Rooted in nature and organic abstraction, Minden’s linear and spherical compositional elements suggest human or animal bodies, plants, and other organic structures. A wall-hung collection of masks includes references to old horse/donkey fly masks, which have been repurposed to art masks, embellished with needlepoint and mixed media. The masks, like the sculptures, further reference ritual, tribalism, and animals.

Minden works with a technique called random weave, intermingling materials to create order from chaos; she must strive to tame a mass of reeds or vines without following a prescribed pattern. Randomness and chance play a role; yet, there is a presiding structure and intention. Felted balls made from donkey hair brushed out in springtime are contained within some sculptures; donkey-modified (chewed and stripped) branches form the linear structure for others. The upright branches may also reference symbolic staffs, wands, or relics.

This work reflects on the relationship between humans and animals, accentuating how animals have been a source of guidance, self-reflection, and companionship for humans throughout recorded history.

The three-dimensional graphic design of Minden’s compositions suspended in relation to each other suggests lines of musical notation or lyrical, cuneiform script—animated Zen calligraphy characters dropped into holographic space. Like antic hieroglyphs, the community of figures collectively imply hints of meaning and language through their interactions, cues, and symbols. It is as if you could read them and their conjoined communiqué—from left to right, perhaps, like a line of music, or right to left, like a sacred text in some ancient forgotten speech—if you only had the key to their esoteric code. In fact, the code is close to hand, resident in the emotional perception of the audience. The figurative elements present as individual characters like dramatis personae in a ballet, whose combined choreography spells out a plot or theme that we can follow with our emotional antennae and our sensual appreciation. There is a subtle tension beneath the apparent careless, dancing sense of joyfulness of some of the figures; they seem to betray a sense of underlying strain, conflict, or contortion.

Fourteen mixed-media assemblages, 12” x 12” on board with paint, collage, and found objects, hang in groupings as wall pieces, with a single projected image of a cave painting from the Magura Cave in Bulgaria that depicts early renderings of humans and animals. For Minden, “this relationship etched and ground into stone is a vivid artistic reminder of our long connection with the creatures of earth. Here is a gathering of human and animal souls, in waiting or repose, lined up, perhaps in migration.”
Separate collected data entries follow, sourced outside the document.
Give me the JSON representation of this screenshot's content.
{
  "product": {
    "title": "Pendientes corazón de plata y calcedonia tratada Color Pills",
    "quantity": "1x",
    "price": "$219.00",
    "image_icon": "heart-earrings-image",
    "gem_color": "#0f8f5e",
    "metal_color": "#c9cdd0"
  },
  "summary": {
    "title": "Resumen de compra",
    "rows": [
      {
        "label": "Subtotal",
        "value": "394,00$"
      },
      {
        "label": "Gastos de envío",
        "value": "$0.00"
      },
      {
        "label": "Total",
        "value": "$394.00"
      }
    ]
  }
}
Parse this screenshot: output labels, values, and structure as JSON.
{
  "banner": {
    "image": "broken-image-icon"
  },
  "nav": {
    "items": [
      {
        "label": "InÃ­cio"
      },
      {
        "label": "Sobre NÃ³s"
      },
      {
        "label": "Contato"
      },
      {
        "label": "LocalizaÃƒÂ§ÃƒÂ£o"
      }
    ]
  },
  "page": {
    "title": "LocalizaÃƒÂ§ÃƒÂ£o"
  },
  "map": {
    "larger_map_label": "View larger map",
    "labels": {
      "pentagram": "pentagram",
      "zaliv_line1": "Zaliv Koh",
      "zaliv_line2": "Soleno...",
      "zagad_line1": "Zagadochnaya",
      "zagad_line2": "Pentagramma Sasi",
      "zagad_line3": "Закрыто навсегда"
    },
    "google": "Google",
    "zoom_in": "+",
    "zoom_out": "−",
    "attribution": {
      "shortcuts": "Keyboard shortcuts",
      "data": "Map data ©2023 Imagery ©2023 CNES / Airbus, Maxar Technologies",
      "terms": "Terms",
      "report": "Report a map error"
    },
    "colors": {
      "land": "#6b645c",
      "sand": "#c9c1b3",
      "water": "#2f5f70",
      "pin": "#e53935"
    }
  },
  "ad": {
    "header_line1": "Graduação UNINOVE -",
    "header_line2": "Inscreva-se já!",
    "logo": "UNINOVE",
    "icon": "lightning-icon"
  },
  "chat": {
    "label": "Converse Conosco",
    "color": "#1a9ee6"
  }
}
The enigmatic paradox of Anima-L is that it accomplishes this subtle and profound communication with a visual vocabulary that is highly accessible, universal, esoteric, private, ancient, new, and essential, simultaneously. There is an open-ended story evident in the exhibition, for this show is essentially a cohesive, if highly abstract, narrative. Like the libretto to an opera that is also a mystery—Myfanwy Piper’s for the operatic adaptation of Miller’s The Turn of the Screw composed by Benjamin Britten, for instance—its story is to be apprehended, processed, and interpreted differently, deeply, and personally by each viewer. Minden’s singular artistic voice could be described as reflective and tender, quirky, humorous and whimsical, paradoxically bittersweet and lyrical. It resonates through overall compositions, echoes in volumes or forms, and animates by a sort of dancing rhythmic movement.